これは家康の謀略だ!と、見破る事など全く出来ない。
幼い頃から苦労続きで百戦錬磨の家康からすれば、淀殿や秀頼など赤子の様なものだ。
豊臣家の弱点は、開祖の秀吉と言う人が本物の天才だったため、子弟教育をしない。勉強や読書を軽んずる風潮があった。
中国の史書を読めば、廉頗将軍の事や李牧将軍の例が書いてある。三国志にも、離間の計なんぞは山ほど類例がある。
片桐且元と大蔵卿局のケースも、兵書マニアならば簡単に見破れたであろうし、豊臣家にもそう言う人材は居たはずである。
さて、長々と『離間計』について述べて来たが、主旨は『フレンドシップ戦略』である。
非モテ男の恋愛戦略は、「目当ての女の子と友達になろうとする」であり、それ以外の方法を知らない。
実際に女の子は、自分とセックスしようとしない限りにおいて、非モテに優しくする。あたかも家康が大蔵卿局を甘やかした様に、優しいのである。
しかし女は、非モテ男の態度が変化し、自分を性的な目で見ていると知ると、鬼の様に厳しくなる。まるで家康が片桐且元を激詰めして追い返したかの様にね。
女の子の優しさは、非モテを地獄へ導いてゆく。
非モテは間違った学習を繰り返す。
デブでも良い。不潔でも良い。外見に無頓着で良い。オナ猿でも良い。だって目の前にいる女の子は優しいじゃないか、と。
調子に乗った非モテは、キモいセクハラ発言と下ネタを連発する様になる。これが友達作戦の最終駅だ。男の最底辺である。
女たちはこの非モテの事が気持ち悪過ぎて笑止なのだが、ニコニコしている。
もし仮に、調子こいた非モテが手とか触ろうとすると、女は恐怖に引きつった顔で大絶叫する。これが本音である。触んじゃねえよと。
偽りの優しさとはきっぱり訣別して、正しいフィードバックを受けるべきだ。
連絡先聞いて、初手からさっそく「二人で食事でも」と誘う。
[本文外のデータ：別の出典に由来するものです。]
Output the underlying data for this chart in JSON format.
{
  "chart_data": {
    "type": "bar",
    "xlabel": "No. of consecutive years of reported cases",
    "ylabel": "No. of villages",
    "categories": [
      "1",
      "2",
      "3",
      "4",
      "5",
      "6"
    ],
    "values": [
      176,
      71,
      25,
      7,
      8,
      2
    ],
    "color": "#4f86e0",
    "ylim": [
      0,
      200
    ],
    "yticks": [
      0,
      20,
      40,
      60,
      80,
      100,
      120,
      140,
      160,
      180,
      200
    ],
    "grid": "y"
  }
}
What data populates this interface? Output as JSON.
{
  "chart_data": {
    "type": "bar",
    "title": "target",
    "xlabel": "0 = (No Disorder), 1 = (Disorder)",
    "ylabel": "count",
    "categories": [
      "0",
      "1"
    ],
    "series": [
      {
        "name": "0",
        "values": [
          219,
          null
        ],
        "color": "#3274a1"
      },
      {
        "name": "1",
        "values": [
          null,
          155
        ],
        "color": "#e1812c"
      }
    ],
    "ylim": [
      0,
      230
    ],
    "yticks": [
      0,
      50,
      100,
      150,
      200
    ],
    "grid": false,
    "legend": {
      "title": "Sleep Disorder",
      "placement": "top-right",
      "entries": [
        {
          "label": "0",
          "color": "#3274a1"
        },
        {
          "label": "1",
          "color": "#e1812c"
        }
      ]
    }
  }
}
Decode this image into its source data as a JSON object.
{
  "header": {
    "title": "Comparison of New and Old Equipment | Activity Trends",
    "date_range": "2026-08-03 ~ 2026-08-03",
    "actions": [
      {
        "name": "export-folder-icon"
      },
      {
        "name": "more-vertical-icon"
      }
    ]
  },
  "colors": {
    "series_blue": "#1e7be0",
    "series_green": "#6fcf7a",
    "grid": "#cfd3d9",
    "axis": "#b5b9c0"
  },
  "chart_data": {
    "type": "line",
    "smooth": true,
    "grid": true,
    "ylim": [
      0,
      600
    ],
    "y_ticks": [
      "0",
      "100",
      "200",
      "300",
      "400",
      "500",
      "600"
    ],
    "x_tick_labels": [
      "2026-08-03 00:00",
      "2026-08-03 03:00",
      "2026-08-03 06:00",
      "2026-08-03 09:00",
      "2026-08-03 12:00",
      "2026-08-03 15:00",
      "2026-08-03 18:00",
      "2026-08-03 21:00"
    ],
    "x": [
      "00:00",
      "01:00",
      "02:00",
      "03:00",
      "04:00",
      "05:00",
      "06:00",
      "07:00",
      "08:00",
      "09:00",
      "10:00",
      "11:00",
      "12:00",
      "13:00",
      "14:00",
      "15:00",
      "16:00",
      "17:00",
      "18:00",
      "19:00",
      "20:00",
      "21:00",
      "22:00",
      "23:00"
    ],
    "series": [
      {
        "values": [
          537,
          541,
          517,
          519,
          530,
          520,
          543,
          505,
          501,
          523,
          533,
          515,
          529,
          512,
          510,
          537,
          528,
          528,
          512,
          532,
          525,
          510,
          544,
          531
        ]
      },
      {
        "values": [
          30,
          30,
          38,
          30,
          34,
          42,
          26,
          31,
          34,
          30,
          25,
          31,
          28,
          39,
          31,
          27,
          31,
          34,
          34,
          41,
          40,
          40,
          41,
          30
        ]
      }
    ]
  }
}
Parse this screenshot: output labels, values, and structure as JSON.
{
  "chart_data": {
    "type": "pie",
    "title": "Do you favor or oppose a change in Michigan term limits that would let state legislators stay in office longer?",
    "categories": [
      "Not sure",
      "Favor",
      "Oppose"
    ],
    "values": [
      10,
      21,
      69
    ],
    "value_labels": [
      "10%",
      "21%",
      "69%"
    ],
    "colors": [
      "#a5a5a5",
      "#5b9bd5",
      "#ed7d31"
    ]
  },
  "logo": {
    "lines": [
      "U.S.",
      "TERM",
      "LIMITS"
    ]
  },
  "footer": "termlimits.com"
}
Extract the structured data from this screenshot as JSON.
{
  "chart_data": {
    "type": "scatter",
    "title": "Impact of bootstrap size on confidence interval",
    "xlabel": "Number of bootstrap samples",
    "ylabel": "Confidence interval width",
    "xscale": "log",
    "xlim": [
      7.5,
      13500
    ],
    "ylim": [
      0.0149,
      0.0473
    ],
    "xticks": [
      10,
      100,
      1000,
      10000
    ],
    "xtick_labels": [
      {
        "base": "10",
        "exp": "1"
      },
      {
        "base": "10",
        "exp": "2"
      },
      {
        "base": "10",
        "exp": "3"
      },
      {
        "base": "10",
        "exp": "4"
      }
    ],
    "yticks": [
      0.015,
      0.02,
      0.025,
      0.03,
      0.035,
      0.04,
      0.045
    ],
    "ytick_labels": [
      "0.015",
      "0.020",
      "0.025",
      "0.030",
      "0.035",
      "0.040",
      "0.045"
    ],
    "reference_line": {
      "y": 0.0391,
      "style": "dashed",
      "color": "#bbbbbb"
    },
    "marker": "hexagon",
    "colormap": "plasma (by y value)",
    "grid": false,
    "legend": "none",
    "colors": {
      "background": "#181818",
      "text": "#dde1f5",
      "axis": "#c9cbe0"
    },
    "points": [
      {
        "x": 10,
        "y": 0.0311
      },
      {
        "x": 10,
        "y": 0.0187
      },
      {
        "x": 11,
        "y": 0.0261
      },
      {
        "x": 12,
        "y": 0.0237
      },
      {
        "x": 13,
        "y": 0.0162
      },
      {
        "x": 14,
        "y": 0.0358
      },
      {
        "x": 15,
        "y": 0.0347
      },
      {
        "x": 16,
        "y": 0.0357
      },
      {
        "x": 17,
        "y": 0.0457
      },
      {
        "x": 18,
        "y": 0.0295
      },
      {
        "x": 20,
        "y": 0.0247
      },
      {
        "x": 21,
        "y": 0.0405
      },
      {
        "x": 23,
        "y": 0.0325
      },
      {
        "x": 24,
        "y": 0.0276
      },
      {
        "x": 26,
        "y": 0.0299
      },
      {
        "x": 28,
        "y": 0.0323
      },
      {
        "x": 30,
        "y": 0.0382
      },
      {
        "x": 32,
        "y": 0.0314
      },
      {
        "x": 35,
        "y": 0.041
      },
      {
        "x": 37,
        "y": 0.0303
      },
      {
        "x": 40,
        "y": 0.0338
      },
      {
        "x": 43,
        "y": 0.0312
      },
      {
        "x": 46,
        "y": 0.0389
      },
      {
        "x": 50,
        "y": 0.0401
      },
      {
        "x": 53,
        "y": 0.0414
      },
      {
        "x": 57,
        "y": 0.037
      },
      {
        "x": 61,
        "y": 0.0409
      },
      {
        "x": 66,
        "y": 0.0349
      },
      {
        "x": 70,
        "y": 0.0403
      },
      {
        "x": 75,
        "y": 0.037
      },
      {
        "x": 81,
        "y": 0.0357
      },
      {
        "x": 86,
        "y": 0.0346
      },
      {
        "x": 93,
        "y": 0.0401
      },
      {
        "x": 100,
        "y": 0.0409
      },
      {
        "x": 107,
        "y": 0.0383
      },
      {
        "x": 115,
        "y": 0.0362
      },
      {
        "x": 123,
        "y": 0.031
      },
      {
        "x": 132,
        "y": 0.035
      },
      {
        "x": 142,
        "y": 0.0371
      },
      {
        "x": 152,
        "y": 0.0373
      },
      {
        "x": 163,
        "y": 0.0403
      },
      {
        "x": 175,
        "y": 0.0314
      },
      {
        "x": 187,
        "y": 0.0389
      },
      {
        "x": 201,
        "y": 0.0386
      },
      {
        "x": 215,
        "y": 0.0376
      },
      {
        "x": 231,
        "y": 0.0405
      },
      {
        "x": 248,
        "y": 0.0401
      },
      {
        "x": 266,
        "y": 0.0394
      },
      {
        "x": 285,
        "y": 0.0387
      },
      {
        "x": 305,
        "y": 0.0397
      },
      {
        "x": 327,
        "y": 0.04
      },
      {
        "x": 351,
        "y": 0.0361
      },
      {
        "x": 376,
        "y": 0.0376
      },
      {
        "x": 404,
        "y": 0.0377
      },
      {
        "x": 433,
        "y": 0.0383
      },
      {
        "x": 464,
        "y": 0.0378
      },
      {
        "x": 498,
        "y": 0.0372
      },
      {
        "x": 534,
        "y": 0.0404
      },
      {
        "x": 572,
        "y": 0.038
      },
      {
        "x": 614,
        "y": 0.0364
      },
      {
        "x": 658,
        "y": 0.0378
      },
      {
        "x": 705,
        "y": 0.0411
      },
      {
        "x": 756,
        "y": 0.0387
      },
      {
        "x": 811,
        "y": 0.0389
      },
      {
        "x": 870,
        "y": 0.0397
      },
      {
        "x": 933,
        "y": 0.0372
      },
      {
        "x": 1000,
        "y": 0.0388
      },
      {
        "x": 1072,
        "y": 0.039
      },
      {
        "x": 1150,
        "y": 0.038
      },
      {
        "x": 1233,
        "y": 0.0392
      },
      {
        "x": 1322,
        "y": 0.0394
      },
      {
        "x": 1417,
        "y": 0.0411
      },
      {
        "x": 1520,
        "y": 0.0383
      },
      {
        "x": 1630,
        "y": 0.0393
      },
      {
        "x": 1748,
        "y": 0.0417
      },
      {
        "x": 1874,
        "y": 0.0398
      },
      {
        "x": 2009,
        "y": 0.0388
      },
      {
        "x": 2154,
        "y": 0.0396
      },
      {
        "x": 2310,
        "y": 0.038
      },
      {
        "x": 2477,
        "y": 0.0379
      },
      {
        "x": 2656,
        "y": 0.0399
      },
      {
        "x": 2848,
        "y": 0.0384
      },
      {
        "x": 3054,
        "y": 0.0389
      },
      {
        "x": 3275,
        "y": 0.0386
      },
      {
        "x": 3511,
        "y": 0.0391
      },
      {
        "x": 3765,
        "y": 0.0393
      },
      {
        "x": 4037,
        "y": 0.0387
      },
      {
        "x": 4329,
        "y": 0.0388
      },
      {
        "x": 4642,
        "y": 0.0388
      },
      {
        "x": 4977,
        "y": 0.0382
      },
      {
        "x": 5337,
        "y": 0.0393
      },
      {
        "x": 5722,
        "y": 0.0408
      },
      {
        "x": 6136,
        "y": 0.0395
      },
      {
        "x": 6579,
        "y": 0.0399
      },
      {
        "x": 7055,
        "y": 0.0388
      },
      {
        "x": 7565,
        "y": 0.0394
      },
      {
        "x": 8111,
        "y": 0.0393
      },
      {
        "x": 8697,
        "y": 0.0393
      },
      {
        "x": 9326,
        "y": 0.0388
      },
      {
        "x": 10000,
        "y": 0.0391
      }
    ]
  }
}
性的な意図はあえて隠さない。
連絡先聞く時、ご飯の誘いをする時、部屋に連れ込もうとする時、非モテ男は女の子から、恋愛のあらゆる場面でボロクソに反撃を受けるが、それが正しいフィードバックである。
自分の力不足を認め、地道に改善してゆく他無い。
手痛い失敗のみが、あなたを成功(性交)に導いてくれるのである。